Chevalier de l’Ordre du mérite du gouvernement français.
Présidente du Conseil supérieur de l’éducation de 1997 à 2003
1. DE NOUVEAUX DÉFIS POUR L'UNIVERSITÉ DANS UN CONTEXTE DE MONDIALISATION ET DE CHANGEMENT TECHNOLOGIQUE
La société industrielle, maintenant dite société post industrielle, vit depuis une vingtaine d'années, une période que nous pourrions qualifier de grande turbulence. Deux des traits marquants en sont l'explosion des connaissances, de même que des moyens de production, de stockage et de diffusion des connaissances d'une part, et d'autre part, la transformation de l'environnement dans lequel elle se déploie et qui prend figure de mondialisation des échanges économiques et culturels caractérisée par la circulation des biens matériels et immatériels et des personnes à l'échelle de la planète. Ce double mouvement fonde, à notre avis, la nécessité pour l'université de se redéfinir comme système d'action et de revoir ce qui crée son identité de même que le sens de son action et de ses activités institutionnelles, soit les activités de gestion, d'enseignement et de recherche, et de services aux collectivités.
Les acteurs qui animent cette institution, soit les gestionnaires académiques, les professeurs, les chercheurs et les étudiants, sont interpellés dans leurs raisons d'être et leurs façons de faire. Dans ce contexte, une question se pose : l'université est-elle encore ce lieu de production et de diffusion de haut savoir ayant le monopole de la formation spécialisée et de pointe et constitue-telle encore cet espace institutionnel dédié à cette mission première rassemblant dans un même lieu et dans une même unité de temps, ceux qui produisent et transmettent la connaissance et ceux qui sont en processus d'apprentissage et de formation ?
S'il y a à peine 5 ou 6 ans, l'implantation des technologies de l'information et de la communication dans le système d'éducation suscitait des débats plutôt vifs où d'aucuns annonçaient la mort de l'université et la disparition de l'enseignant, il faut reconnaître qu'à l'heure actuelle, les perceptions et les attitudes ont beaucoup évolué. En effet, la peur de disparaître a fait place à la nécessité de faire face à ce nouvel environnement, tout en développant une vision critique. L'élaboration d'une nouvelle problématique sur le rôle de l'université figure maintenant à l'agenda. Cette problématique fait ressortir la nécessité non seulement de réaffirmer sa mission première de formation et de recherche, mais de la réactualiser12 en y intégrant deux nouveaux paradigmes, celui de l'apprentissage et celui de l'éducation tout au long de la vie et en favorisant, dans l'enseignement et dans l'apprentissage, le recours à ces nouveaux outils que sont les TIC. Tous reconnaissent maintenant que cette explosion des connaissances et la place centrale occupée par le savoir et la technologie dans l'économie de nos sociétés, situent plus que jamais l'université au cœur du développement économique, social et culturel. Il est donc plus que jamais impératif de solidifier sa mission dans cette nouvelle perspective, une perspective qui ne peut faire l'économie de la qualité et de la pertinence de l'enseignement supérieur dans ce nouveau contexte.

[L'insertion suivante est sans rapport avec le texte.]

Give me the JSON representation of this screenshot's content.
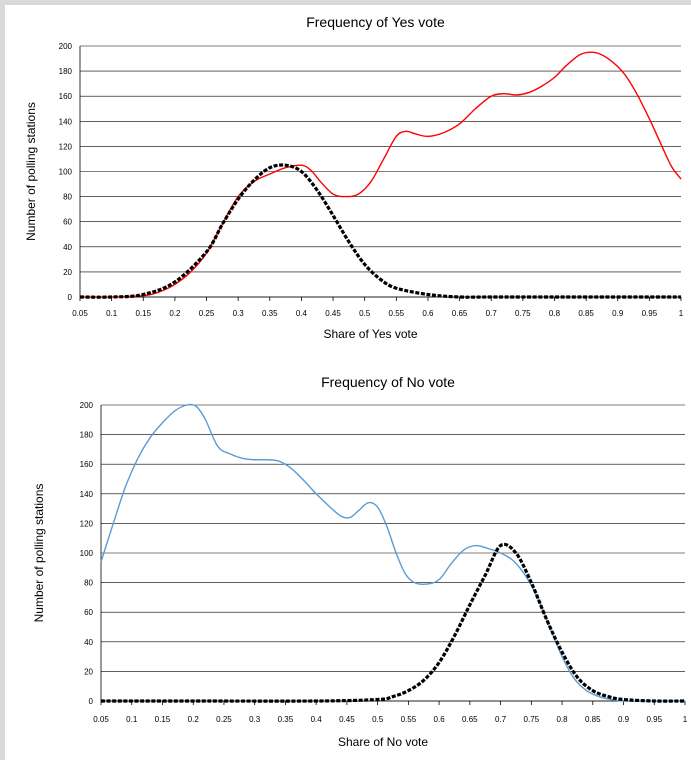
{
  "chart_data": [
    {
      "type": "line",
      "title": "Frequency of Yes vote",
      "xlabel": "Share of Yes vote",
      "ylabel": "Number of polling stations",
      "xlim": [
        0.05,
        1
      ],
      "ylim": [
        0,
        200
      ],
      "y_ticks": [
        "0",
        "20",
        "40",
        "60",
        "80",
        "100",
        "120",
        "140",
        "160",
        "180",
        "200"
      ],
      "x_ticks": [
        "0.05",
        "0.1",
        "0.15",
        "0.2",
        "0.25",
        "0.3",
        "0.35",
        "0.4",
        "0.45",
        "0.5",
        "0.55",
        "0.6",
        "0.65",
        "0.7",
        "0.75",
        "0.8",
        "0.85",
        "0.9",
        "0.95",
        "1"
      ],
      "grid": true,
      "series": [
        {
          "color": "#ff0000",
          "style": "solid",
          "x": [
            0.05,
            0.1,
            0.15,
            0.175,
            0.2,
            0.225,
            0.25,
            0.275,
            0.3,
            0.325,
            0.35,
            0.375,
            0.4,
            0.415,
            0.43,
            0.45,
            0.47,
            0.49,
            0.51,
            0.53,
            0.55,
            0.565,
            0.58,
            0.6,
            0.625,
            0.65,
            0.675,
            0.7,
            0.72,
            0.74,
            0.76,
            0.78,
            0.8,
            0.82,
            0.84,
            0.855,
            0.87,
            0.89,
            0.91,
            0.93,
            0.95,
            0.97,
            0.985,
            1.0
          ],
          "y": [
            0,
            0,
            1,
            4,
            10,
            20,
            35,
            58,
            80,
            92,
            98,
            103,
            105,
            101,
            92,
            82,
            80,
            82,
            92,
            110,
            128,
            132,
            130,
            128,
            131,
            138,
            150,
            160,
            162,
            161,
            163,
            168,
            175,
            185,
            193,
            195,
            194,
            188,
            178,
            162,
            142,
            120,
            104,
            94
          ]
        },
        {
          "color": "#000000",
          "style": "dashed",
          "x": [
            0.05,
            0.1,
            0.15,
            0.2,
            0.25,
            0.275,
            0.3,
            0.325,
            0.35,
            0.375,
            0.4,
            0.425,
            0.45,
            0.475,
            0.5,
            0.525,
            0.55,
            0.6,
            0.65,
            0.7,
            0.8,
            0.9,
            1.0
          ],
          "y": [
            0,
            0,
            2,
            12,
            36,
            58,
            78,
            93,
            103,
            105,
            100,
            85,
            65,
            44,
            26,
            14,
            7,
            2,
            0,
            0,
            0,
            0,
            0
          ]
        }
      ]
    },
    {
      "type": "line",
      "title": "Frequency of No vote",
      "xlabel": "Share of No vote",
      "ylabel": "Number of polling stations",
      "xlim": [
        0.05,
        1
      ],
      "ylim": [
        0,
        200
      ],
      "y_ticks": [
        "0",
        "20",
        "40",
        "60",
        "80",
        "100",
        "120",
        "140",
        "160",
        "180",
        "200"
      ],
      "x_ticks": [
        "0.05",
        "0.1",
        "0.15",
        "0.2",
        "0.25",
        "0.3",
        "0.35",
        "0.4",
        "0.45",
        "0.5",
        "0.55",
        "0.6",
        "0.65",
        "0.7",
        "0.75",
        "0.8",
        "0.85",
        "0.9",
        "0.95",
        "1"
      ],
      "grid": true,
      "series": [
        {
          "color": "#5b9bd5",
          "style": "solid",
          "x": [
            0.05,
            0.07,
            0.09,
            0.11,
            0.13,
            0.15,
            0.17,
            0.19,
            0.205,
            0.22,
            0.24,
            0.26,
            0.28,
            0.3,
            0.32,
            0.34,
            0.36,
            0.38,
            0.4,
            0.42,
            0.44,
            0.455,
            0.47,
            0.485,
            0.5,
            0.515,
            0.53,
            0.545,
            0.56,
            0.58,
            0.6,
            0.62,
            0.64,
            0.66,
            0.68,
            0.7,
            0.72,
            0.74,
            0.76,
            0.78,
            0.8,
            0.82,
            0.84,
            0.86,
            0.88,
            0.9,
            0.95,
            1.0
          ],
          "y": [
            94,
            120,
            145,
            164,
            178,
            188,
            196,
            200,
            199,
            190,
            172,
            167,
            164,
            163,
            163,
            162,
            157,
            149,
            140,
            132,
            125,
            124,
            129,
            134,
            131,
            118,
            100,
            86,
            80,
            79,
            82,
            93,
            102,
            105,
            103,
            100,
            95,
            85,
            70,
            50,
            30,
            15,
            7,
            3,
            1,
            0,
            0,
            0
          ]
        },
        {
          "color": "#000000",
          "style": "dashed",
          "x": [
            0.05,
            0.2,
            0.4,
            0.5,
            0.525,
            0.55,
            0.575,
            0.6,
            0.625,
            0.65,
            0.675,
            0.7,
            0.725,
            0.75,
            0.775,
            0.8,
            0.825,
            0.85,
            0.875,
            0.9,
            0.95,
            1.0
          ],
          "y": [
            0,
            0,
            0,
            1,
            3,
            7,
            14,
            26,
            44,
            65,
            85,
            105,
            100,
            80,
            55,
            33,
            16,
            7,
            3,
            1,
            0,
            0
          ]
        }
      ]
    }
  ]
}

Pour Michel Serres, la société de l'information donne à l'éducation une place centrale et nouvelle et il va jusqu'à la qualifier de société éducative23. Le savoir change de nature et les supports informatiques dont Internet multiplient les portes d'entrée à la connaissance. Les mécanismes de transmission des connaissances se modifient et se posent les questions du « quoi enseigner et du comment enseigner »

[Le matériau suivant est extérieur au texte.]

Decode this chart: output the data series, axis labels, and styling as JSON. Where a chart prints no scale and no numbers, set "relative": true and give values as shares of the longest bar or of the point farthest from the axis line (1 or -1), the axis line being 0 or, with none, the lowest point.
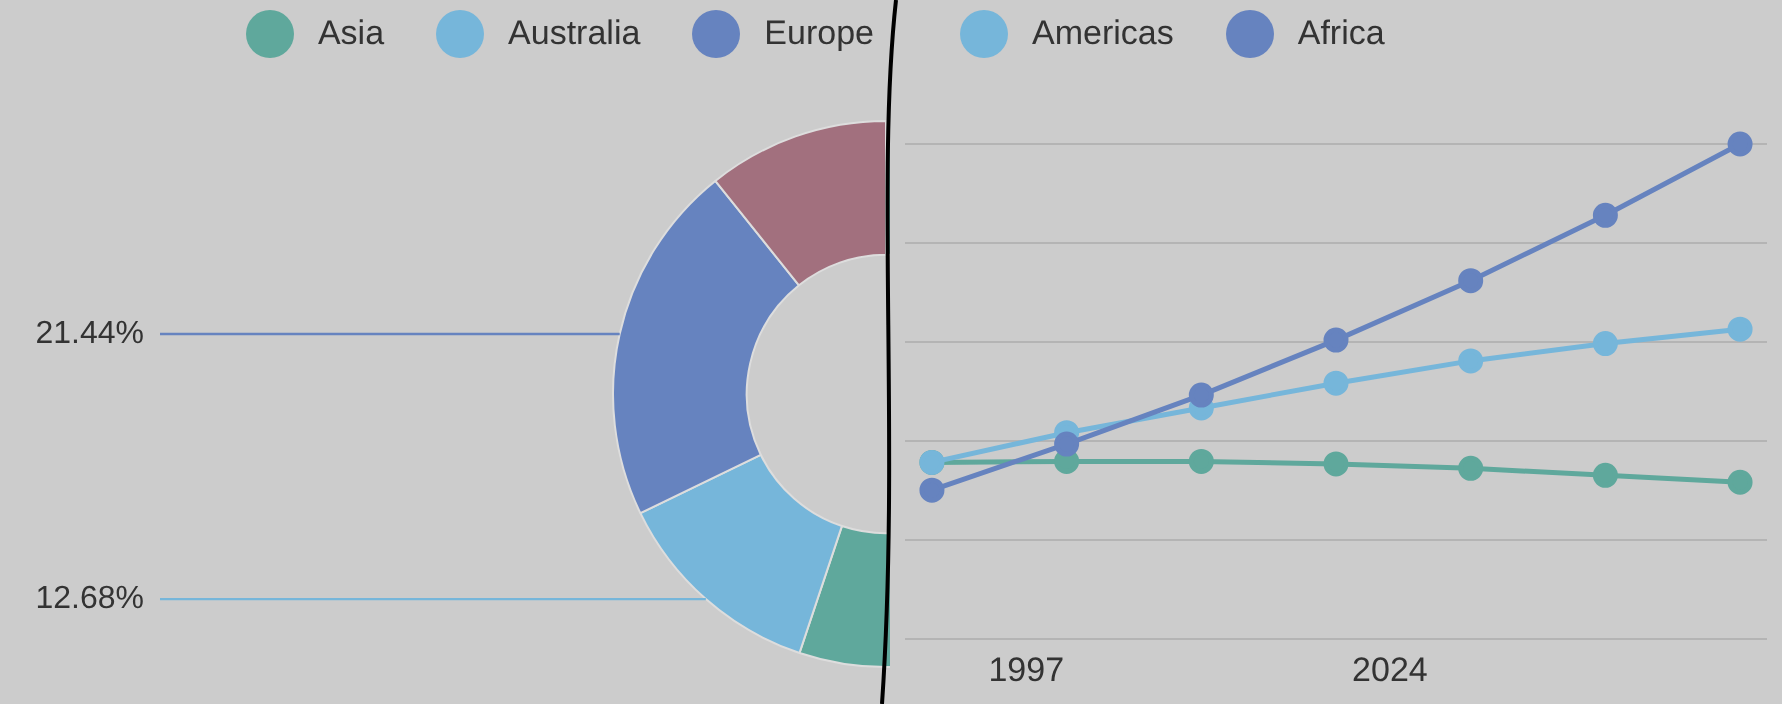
{
  "chart_data": [
    {
      "type": "donut",
      "categories": [
        "Asia",
        "Australia",
        "Europe",
        null
      ],
      "values": [
        55.13,
        12.68,
        21.44,
        10.75
      ],
      "colors": [
        "#5fa89c",
        "#76b6da",
        "#6683bf",
        "#a2707e"
      ],
      "value_labels": [
        null,
        "12.68%",
        "21.44%",
        null
      ],
      "legend": "top"
    },
    {
      "type": "line",
      "x": [
        1990,
        2000,
        2010,
        2020,
        2030,
        2040,
        2050
      ],
      "xlim": [
        1988,
        2052
      ],
      "xticks": [
        1997,
        2024
      ],
      "relative": true,
      "grid": "y",
      "marker": "circle",
      "legend": "top",
      "series": [
        {
          "color": "#5fa89c",
          "values": [
            0.357,
            0.359,
            0.359,
            0.354,
            0.345,
            0.331,
            0.317
          ]
        },
        {
          "name": "Americas",
          "color": "#76b6da",
          "values": [
            0.357,
            0.417,
            0.467,
            0.517,
            0.562,
            0.597,
            0.626
          ]
        },
        {
          "name": "Africa",
          "color": "#6683bf",
          "values": [
            0.301,
            0.394,
            0.493,
            0.604,
            0.724,
            0.856,
            1
          ]
        }
      ]
    }
  ]
}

À n'en pas douter, le passage de la société industrielle à la société informationnelle ne se fait pas sans heurts et crée une zone de turbulence qui se répercute à travers tous les secteurs d'activités des sociétés contemporaines, y compris en éducation. Désormais, l'accès à une information abondante de toute nature et de qualité variable qu'offre le branchement en réseau oblige le système d'éducation à jouer un rôle prédominant dans la formation nécessaire à un usage éclairé de ces informations et à leur transformation éventuelle en savoir maîtrisé.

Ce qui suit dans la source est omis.